下面是 dhtorpe 是正确的证明 - 较为复杂的lambda将失去其优势。 code来证明这一点(这表明,LAMBDA有完全相同的性能与IL注射):

 类节目
{
    静态无效的主要(字串[] args)
    {
        变种MUL1 = IL_EmbedConst(5);
        双解析度= MUL1(4,6);

        Console.WriteLine(RES);

        变种MUL2 = EmbedConstFunc(5);
        RES = MUL2(4,6);

        Console.WriteLine(RES);

        双D,ACC = 0;

        秒表SW =新的秒表();

        为(中间体K = 0; K&小于10; k ++)
        {
            长的时间1;

            sw.Restart();

            的for(int i = 0; I<千万;我++)
            {
                D = MUL2(I,I + 1);
                ACC + = D;
            }

            sw.Stop();

            时间1 = sw.ElapsedMilliseconds;

            sw.Restart();

            的for(int i = 0; I<千万;我++)
            {
                D = MUL1(I,I + 1);
                ACC + = D;
            }

            sw.Stop();

            Console.WriteLine({0,6} {1,6},时间1,sw.ElapsedMilliseconds);
        }

        Console.WriteLine(\ N {0} ... \ N,ACC);
        到Console.ReadLine();
    }

    静态函数功能:LT; INT,INT,双> IL_EmbedConst(int b)在
    {
        VAR方法=新的DynamicMethod的(EmbedConstIL的typeof(双),新的[] {typeof运算(INT)的typeof(INT)});

        VAR数= typeof运算(数学).GetMethod(日志,新类型[] {typeof运算(双)});

        变种IL = method.GetILGenerator();

        il.Emit(欧普codes.Ldarg_0);
        il.Emit(欧普codes.Ldc_I4,B);
        il.Emit(欧普codes.Mul);
        il.Emit(欧普codes.Conv_R8);

        il.Emit(欧普codes.Ldarg_1);
        il.Emit(欧普codes.Ldc_I4,B);
        il.Emit(欧普codes.Mul);
        il.Emit(欧普codes.Conv_R8);

        il.Emit(欧普codes.Call,日志);

        il.Emit(欧普codes.Sub);

        il.Emit(欧普codes.Ret);

        返程(Func键< INT,INT,双>)method.CreateDelegate(typeof运算(Func键< INT,INT,双>));
    }

    静态函数功能:LT; INT,INT,双> EmbedConstFunc(int b)在
    {
        回报(A,Z)=> A * B  - 将Math.log(Z * B);
    }
}
 

解决方案

由于性能上的差异,而不附加调试器在发布模式下运行时才会存在,唯一的解释我能想到的是,JIT编译器能够使天然code优化为拉姆达前pression它不能执行对所发射的IL动态功能。
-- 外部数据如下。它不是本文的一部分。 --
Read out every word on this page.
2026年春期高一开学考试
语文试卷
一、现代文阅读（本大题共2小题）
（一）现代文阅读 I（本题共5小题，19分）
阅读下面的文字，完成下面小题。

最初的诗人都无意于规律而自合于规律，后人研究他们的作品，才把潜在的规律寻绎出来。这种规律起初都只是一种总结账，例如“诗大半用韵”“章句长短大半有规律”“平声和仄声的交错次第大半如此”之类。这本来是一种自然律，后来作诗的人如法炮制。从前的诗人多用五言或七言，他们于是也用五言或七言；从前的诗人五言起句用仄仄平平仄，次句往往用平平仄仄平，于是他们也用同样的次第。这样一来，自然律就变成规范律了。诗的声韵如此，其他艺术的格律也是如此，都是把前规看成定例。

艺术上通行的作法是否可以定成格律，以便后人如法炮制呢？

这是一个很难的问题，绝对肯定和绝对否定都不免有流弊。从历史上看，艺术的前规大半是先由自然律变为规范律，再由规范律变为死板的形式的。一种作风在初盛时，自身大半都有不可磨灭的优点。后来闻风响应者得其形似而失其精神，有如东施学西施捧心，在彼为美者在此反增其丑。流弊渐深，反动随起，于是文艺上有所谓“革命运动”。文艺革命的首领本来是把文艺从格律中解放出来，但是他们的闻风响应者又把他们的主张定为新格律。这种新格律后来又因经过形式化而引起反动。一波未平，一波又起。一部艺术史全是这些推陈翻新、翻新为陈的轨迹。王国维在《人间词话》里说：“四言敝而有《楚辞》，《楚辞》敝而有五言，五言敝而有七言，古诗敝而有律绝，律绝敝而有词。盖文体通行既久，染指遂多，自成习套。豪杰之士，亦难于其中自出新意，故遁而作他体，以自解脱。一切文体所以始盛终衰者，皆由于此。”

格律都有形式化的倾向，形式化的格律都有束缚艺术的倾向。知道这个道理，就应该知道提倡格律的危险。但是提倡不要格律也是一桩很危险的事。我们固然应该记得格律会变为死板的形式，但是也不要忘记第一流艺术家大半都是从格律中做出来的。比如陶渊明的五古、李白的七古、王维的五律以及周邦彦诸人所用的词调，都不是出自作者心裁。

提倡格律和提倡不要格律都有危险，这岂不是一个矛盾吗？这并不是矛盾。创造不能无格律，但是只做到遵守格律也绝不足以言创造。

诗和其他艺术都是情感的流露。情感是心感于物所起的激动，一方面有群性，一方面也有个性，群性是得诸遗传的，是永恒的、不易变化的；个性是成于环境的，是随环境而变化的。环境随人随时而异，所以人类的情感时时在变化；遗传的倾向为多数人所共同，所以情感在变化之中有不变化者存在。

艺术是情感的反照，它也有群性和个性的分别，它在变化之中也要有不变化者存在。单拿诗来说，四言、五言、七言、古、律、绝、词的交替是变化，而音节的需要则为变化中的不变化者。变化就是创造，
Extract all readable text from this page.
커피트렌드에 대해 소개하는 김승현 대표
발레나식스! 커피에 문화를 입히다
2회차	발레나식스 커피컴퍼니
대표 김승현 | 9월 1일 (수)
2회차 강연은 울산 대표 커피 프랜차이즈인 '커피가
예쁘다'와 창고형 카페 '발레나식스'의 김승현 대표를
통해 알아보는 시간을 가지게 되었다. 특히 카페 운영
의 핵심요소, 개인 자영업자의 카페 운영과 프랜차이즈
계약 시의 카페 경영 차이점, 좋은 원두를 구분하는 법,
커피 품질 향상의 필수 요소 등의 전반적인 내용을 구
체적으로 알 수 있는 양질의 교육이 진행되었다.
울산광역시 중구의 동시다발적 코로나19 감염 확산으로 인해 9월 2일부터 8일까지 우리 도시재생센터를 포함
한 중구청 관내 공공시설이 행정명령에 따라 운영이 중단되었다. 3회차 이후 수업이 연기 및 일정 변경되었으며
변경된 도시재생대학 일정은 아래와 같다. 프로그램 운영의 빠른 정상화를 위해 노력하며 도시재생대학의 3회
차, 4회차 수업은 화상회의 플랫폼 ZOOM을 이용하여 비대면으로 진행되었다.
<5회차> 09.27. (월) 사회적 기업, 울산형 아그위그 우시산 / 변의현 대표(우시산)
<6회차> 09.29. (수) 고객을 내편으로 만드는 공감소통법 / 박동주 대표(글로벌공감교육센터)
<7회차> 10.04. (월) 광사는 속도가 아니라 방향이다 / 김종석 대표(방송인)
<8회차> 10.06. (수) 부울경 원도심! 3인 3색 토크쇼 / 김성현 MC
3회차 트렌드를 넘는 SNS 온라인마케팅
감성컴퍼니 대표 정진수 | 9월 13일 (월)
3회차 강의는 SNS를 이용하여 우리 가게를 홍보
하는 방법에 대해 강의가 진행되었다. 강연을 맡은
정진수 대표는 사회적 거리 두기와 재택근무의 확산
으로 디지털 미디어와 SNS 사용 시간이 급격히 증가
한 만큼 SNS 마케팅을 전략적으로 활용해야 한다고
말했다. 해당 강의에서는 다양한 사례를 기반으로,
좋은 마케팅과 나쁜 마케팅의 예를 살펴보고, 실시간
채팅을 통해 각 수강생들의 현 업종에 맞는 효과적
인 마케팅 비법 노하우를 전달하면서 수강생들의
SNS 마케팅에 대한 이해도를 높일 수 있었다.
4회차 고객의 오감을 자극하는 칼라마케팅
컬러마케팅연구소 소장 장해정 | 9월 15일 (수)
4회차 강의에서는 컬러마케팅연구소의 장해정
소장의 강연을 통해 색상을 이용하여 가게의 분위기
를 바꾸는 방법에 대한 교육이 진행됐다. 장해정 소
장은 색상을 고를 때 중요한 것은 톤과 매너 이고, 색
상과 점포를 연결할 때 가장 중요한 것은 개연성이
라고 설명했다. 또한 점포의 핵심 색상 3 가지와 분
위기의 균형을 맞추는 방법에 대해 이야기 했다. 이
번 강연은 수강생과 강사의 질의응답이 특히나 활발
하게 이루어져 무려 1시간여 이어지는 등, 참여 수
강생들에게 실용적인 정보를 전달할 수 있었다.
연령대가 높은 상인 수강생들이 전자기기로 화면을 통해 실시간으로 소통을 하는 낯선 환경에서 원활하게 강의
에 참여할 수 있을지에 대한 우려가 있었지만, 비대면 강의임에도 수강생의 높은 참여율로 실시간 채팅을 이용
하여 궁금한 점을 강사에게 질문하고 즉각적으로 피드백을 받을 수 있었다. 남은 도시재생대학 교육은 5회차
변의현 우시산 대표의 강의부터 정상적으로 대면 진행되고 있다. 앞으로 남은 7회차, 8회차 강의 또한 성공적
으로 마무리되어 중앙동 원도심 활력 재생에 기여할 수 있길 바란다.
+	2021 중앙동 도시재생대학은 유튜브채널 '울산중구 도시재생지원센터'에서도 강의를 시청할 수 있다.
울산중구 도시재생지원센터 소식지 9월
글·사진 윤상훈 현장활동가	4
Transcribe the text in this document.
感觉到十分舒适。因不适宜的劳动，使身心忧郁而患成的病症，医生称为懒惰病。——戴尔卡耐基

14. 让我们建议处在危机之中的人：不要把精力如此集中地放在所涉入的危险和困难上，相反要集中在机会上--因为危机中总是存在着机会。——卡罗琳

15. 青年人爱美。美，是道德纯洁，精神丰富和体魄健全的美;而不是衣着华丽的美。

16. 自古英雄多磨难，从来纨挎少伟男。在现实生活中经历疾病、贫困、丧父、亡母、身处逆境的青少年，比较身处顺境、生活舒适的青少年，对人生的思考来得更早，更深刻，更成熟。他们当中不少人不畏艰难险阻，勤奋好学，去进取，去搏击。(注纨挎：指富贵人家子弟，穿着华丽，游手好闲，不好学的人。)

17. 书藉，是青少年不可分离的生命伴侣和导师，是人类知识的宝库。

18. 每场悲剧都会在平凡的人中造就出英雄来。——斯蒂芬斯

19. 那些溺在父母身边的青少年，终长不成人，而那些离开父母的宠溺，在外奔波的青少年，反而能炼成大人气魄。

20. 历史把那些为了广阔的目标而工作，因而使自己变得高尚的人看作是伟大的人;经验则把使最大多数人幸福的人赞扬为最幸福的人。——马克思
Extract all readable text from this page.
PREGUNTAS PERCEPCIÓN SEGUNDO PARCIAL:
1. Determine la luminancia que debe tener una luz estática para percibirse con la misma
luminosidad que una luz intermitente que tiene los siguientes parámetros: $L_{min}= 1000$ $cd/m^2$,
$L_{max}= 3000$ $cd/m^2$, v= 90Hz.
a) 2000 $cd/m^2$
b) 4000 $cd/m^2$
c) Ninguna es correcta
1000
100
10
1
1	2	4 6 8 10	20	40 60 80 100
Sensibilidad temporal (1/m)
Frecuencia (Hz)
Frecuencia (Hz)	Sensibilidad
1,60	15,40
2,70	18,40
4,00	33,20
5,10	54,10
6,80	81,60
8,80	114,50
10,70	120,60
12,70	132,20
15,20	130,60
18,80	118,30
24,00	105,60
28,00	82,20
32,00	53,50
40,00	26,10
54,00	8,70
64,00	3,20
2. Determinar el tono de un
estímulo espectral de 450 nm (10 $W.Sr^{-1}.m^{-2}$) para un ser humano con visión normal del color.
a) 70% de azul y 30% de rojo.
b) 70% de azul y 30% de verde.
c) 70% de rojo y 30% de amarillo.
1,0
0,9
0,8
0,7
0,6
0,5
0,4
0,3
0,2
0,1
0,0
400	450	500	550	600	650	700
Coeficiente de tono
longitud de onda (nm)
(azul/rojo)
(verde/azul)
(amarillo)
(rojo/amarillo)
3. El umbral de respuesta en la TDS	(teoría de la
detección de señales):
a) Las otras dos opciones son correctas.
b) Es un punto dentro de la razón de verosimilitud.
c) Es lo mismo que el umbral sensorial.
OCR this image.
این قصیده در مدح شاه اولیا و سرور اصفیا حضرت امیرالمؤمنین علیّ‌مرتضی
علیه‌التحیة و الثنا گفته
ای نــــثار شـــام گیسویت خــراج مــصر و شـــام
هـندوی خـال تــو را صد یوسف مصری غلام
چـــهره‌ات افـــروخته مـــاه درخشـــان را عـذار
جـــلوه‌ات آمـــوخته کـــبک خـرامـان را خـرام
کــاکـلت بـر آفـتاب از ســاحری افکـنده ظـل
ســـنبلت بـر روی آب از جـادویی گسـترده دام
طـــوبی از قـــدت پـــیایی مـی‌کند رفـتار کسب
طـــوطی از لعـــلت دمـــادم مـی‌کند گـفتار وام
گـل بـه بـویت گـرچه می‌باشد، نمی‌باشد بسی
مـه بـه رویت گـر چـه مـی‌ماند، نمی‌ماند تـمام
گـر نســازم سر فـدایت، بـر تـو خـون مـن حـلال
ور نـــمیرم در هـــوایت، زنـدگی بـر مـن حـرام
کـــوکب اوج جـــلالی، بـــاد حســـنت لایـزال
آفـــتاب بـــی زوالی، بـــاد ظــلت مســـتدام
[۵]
编译发布模式(优化),并没有附加调试器中运行,在lambda是一致的2倍比产生IL动态方法更快。

运行同一版本模式与连接到进程调试器优化的建立滴拉姆达性能相当或差于产生IL动态方法。

这两个段之间的唯一区别是在JIT的行为。当一个进程正在调试,JIT编译器SUP presses一批本土code代优化,以preserve原生指令IL指令源$ C ​​$ C行号映射和其他相关的,这将是通过积极的本机指令优化丢弃。

一个编译器只能应用特例优化当输入前pression图(在这种情况下,IL $ C $三)匹配某些非常特殊的图案和条件。 JIT编译器显然有拉姆达EX pression IL code模式的专业知识,并发出不同code的lambda表达式比正常IL code。

这很可能是您的IL指令不完全匹配,导致JIT编译器优化的λEX pression模式。例如,您的IL指令EN $ C C B值作为一个内联恒$,而类似的lambda EX pression加载场从内部捕获的变量对象实例。即使你产生IL是模仿C#编译器的捕获场模式产生的lambda EX pression IL,它仍然可能不是足够接近接受相同的JIT待遇拉姆达EX pression。

如上所述评价,这很可能是由于拉姆达内联,以消除调用/返回开销。如果是这样的话,我希望看到这种性能差异在更复杂的lambda EX pressions消失,因为内联通常只保留给最简单的当然pressions。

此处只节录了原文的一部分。